Is it possible to have two copies of a table clustered in different arrangements seamlessly?

To have the data held in two different physical sequences one must store the data twice. This can be achieved by defining a second, covering index. A covering index contains all of the columns required by a query. This way the optimiser has no need to refer to the base table to read further values and is unlikely to revert to a base table scan for the query plan. The optimiser performs an index-only scan. As the choice of index is made by the optimiser and not be the programmer no application code need be altered to take advantage during reads. No further objects are required to maintain consistency during writes.

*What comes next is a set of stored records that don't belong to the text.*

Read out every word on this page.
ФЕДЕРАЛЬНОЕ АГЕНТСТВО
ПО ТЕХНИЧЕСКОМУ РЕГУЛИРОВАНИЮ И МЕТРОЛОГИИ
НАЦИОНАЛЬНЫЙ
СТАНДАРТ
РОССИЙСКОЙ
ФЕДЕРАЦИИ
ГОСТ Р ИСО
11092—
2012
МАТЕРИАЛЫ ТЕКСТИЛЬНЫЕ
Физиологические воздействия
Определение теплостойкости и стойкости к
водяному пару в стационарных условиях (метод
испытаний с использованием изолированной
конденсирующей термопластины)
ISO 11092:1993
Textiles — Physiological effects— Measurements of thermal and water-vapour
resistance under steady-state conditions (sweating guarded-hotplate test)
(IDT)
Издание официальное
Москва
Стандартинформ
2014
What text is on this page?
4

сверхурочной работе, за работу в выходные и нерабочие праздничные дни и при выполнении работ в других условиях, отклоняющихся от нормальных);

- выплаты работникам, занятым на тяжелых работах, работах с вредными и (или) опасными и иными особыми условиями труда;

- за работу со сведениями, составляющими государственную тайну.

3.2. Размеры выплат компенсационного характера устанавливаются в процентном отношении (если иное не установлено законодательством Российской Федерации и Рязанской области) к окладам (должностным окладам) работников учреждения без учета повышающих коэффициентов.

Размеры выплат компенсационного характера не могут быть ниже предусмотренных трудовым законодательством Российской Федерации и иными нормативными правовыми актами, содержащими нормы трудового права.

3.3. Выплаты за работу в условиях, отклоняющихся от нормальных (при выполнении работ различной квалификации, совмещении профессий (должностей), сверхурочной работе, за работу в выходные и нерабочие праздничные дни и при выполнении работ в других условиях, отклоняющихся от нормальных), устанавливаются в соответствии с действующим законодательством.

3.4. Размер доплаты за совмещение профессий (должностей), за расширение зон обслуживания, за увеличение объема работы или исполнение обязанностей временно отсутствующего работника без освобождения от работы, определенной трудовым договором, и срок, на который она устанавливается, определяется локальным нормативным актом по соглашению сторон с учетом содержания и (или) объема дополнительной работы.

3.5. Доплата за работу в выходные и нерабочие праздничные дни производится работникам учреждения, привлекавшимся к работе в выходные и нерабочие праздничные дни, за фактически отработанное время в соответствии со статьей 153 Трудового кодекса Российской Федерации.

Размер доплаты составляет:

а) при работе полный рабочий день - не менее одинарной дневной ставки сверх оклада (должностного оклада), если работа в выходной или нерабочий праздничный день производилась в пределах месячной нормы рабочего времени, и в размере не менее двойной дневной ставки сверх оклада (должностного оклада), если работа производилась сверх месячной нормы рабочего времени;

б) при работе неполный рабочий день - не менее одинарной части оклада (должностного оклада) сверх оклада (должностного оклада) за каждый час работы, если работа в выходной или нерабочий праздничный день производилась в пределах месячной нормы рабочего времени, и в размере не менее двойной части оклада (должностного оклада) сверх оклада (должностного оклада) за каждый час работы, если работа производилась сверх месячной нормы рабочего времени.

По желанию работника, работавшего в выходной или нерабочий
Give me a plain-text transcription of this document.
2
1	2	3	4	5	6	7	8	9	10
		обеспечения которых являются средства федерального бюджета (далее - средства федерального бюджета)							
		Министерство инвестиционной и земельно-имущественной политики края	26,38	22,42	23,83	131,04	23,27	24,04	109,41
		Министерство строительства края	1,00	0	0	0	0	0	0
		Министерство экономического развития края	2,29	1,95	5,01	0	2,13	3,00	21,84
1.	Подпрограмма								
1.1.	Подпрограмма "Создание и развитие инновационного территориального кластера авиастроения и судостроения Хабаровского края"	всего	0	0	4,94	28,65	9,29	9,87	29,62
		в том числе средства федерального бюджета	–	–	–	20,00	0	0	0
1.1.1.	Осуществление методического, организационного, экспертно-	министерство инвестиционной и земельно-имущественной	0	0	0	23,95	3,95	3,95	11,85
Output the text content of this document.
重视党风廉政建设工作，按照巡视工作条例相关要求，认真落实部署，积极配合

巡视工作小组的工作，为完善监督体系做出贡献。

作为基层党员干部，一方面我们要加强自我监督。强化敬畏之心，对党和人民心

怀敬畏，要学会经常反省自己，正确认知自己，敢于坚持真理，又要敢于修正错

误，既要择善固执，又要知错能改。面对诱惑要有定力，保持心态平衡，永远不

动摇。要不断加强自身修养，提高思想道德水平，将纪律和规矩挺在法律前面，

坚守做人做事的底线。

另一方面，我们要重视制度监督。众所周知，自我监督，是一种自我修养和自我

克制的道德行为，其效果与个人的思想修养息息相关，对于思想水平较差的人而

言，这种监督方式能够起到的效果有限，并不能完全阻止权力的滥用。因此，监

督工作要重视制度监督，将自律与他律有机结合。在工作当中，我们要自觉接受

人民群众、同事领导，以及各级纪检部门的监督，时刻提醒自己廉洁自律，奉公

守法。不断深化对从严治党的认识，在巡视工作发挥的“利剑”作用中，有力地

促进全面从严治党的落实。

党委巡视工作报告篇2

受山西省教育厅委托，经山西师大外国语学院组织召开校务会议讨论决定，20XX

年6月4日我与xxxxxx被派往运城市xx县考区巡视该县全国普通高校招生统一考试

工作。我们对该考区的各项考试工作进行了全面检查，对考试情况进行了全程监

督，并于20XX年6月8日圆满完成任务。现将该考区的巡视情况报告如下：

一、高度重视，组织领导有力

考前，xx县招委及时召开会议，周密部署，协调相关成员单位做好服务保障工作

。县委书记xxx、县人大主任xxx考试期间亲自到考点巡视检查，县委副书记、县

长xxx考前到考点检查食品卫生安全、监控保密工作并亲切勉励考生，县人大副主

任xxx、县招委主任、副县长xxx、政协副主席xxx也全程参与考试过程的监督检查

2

The columns used in the WHERE clause will be the leading columns of the index. The sequence of the other columns is unimportant. As and when PostgreSQL supports the INCLUDE syntax this index can be changed to use it.

The downsides include a) extra disk to store this data b) additional latency during writes to maintain the index c) more system maintenance required for reorgs and such, and d) as queries change the covering index(es) have to change to match e) correspondingly larger and longer backups and restores.


You can create a materialized view on your table:

CREATE MATERIALIZED VIEW thecopy AS SELECT * FROM mytable;

Then add a unique index that matches your PK on mytable (you cannot add a 'real' PK there as it is not a 'real' table):

CREATE UNIQUE INDEX ON thecopy (node_id, pricedate, hour);

So your copy is there. If you want to cluster it, you need an index for it:

CREATE INDEX ON thecopy (pricedate);
CLUSTER thecopy USING thecopy_pricedate_idx;
-- You can also do 
-- ALTER MATERIALIZED VIEW thecopy CLUSTER ON thecopy_pricedate_idx;
-- https://www.postgresql.org/docs/current/static/sql-altermaterializedview.html

Then whenever you need it (basically after the daily data load finishes), do a

REFRESH MATERIALIZED VIEW [CONCURRENTLY] thecopy;

And then change the second type of queries to go to the MV instead of the table.